If you go back around a hundred years in time you’ll find that speculation about extraterrestrial life was rampant, much like today. However, in 2017, our expectations of finding life in the solar system are much more measured than they were for our ancestors. No more theories of lakes on Mars dug by the Martian race or Dinosaurs walking on a balmy Venus.
Seth Shostak, a senior astronomer at the SETI Institute, which is currently on the lookout for alien signals coming from the depths of space, has run through the most likely places we will find simple microbial life in our solar system; the list includes places we’re already exploring but also other places we’ve only taken photos of, on flyby missions.
First on the list, is Mars. The red planet is the most extensively searched place that features on the list, we’ve sent crafts to orbit the planet, we’ve landed rovers to learn more about the terrain of the planet and now we are preparing to land people on the surface. Shostak believes there could be life forms hidden under the dusty surface of Mars, about 30 meters down or below, where some liquid water may also be present.
Next up we have three of the four Galilean moons that orbit around Jupiter, the largest planet in the solar system. Io is a fiery volcano planet so it’s not considered to be particularly hospitable to life, however, the remaining three, Europa, Callisto, and Ganymede have potential. According to Shostak, Europa’s subsurface oceans could host life which might survive using the hotspots at the bottom of the oceans which are like “little mini volcanoes and that would give you energy for life.” Both Ganymede and Callisto also host oceans but Europa remains the most likely place for life.

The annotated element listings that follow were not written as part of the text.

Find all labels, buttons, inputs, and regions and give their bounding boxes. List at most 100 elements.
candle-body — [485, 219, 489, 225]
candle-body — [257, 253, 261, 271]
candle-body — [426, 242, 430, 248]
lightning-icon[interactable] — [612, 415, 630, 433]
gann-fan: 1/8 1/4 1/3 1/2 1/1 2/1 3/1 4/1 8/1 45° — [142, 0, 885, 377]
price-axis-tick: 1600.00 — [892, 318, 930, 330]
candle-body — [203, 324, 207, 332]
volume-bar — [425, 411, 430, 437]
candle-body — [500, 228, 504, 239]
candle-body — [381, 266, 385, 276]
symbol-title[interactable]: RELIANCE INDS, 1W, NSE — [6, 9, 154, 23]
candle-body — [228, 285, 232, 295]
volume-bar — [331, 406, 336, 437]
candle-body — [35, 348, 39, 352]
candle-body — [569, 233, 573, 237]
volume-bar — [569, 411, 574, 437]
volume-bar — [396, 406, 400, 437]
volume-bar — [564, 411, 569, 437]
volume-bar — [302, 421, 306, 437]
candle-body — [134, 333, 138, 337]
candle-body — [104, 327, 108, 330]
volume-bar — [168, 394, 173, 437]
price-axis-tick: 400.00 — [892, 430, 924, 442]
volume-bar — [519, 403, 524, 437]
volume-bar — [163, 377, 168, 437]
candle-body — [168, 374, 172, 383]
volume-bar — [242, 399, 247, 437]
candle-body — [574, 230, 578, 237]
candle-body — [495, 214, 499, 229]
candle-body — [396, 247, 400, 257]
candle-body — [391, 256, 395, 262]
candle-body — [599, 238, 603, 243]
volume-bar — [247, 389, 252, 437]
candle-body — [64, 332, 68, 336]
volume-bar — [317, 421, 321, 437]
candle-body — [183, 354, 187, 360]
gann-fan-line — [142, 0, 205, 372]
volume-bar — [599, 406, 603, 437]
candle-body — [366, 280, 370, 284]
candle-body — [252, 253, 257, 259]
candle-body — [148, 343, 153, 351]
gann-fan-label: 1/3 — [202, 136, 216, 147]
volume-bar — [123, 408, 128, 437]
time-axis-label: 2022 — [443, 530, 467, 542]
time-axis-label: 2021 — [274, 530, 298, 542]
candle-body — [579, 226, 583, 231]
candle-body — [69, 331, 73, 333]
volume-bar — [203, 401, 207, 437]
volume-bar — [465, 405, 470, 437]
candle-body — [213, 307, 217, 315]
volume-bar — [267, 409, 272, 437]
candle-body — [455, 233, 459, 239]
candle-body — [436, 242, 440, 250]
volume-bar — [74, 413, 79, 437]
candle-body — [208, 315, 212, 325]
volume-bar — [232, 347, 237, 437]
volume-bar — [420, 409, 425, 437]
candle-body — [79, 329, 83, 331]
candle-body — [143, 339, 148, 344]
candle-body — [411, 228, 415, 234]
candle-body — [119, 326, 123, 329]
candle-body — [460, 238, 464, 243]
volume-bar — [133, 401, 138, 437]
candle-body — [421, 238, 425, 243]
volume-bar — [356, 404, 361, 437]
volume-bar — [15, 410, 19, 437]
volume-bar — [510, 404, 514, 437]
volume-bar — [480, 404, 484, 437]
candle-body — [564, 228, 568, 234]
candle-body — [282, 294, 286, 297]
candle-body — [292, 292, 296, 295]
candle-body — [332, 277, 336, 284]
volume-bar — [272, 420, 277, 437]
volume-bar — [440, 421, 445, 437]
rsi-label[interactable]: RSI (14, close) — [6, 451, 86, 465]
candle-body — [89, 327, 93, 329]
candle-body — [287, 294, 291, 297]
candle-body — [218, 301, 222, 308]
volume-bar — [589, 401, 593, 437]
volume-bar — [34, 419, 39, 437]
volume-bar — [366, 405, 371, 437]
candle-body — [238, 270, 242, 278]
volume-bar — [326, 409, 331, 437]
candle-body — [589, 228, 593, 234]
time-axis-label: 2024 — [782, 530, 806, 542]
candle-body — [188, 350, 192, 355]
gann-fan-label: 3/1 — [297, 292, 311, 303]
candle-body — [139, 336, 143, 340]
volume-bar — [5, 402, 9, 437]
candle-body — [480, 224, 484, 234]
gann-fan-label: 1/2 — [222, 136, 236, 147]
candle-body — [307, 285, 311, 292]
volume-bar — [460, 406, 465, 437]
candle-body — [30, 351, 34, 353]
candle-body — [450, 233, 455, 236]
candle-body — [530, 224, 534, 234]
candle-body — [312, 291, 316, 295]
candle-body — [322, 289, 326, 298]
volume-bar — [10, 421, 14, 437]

The next location is Saturn, where two of its moons, Titan and Enceladus, could potentially harbor life. Although less well known than Europa, Enceladus is one of the most likely places where life could be found and it turns out that it’s not so hard to find out either. Shostak said “it’s shooting geysers into space. So you don’t have to land. You don’t have to drill. You just go grab some of [that] geyser gunk and bring it back to Earth and maybe you’ll find aliens.” Titan, on the other hand, has liquid lakes of natural gas, so it could also sustain life.
The final candidate that Shostak put forward was Pluto. We’ve only just got decent pictures of the dwarf planet thanks to a flyby. Shostak hypothesizes that there are pockets of liquid water underneath the surface of Pluto which means it could also host microbial life.
When asked whether we’ll find extraterrestrial intelligent life, Shostak replied that it might be found in the next two decades. “There’s a lot of real estate out there, right? There are a trillion planets in the Milky Way. We can see a trillion other galaxies, each with a trillion planets. If they’re not out there, then all these people behind us are really special.”
It may seem impossible to discover extraterrestrial intelligent life in the next 20 years, but considering the leaps that human technology has made over just the past two decades, it could be possible, or perhaps it's just a hopeful bias.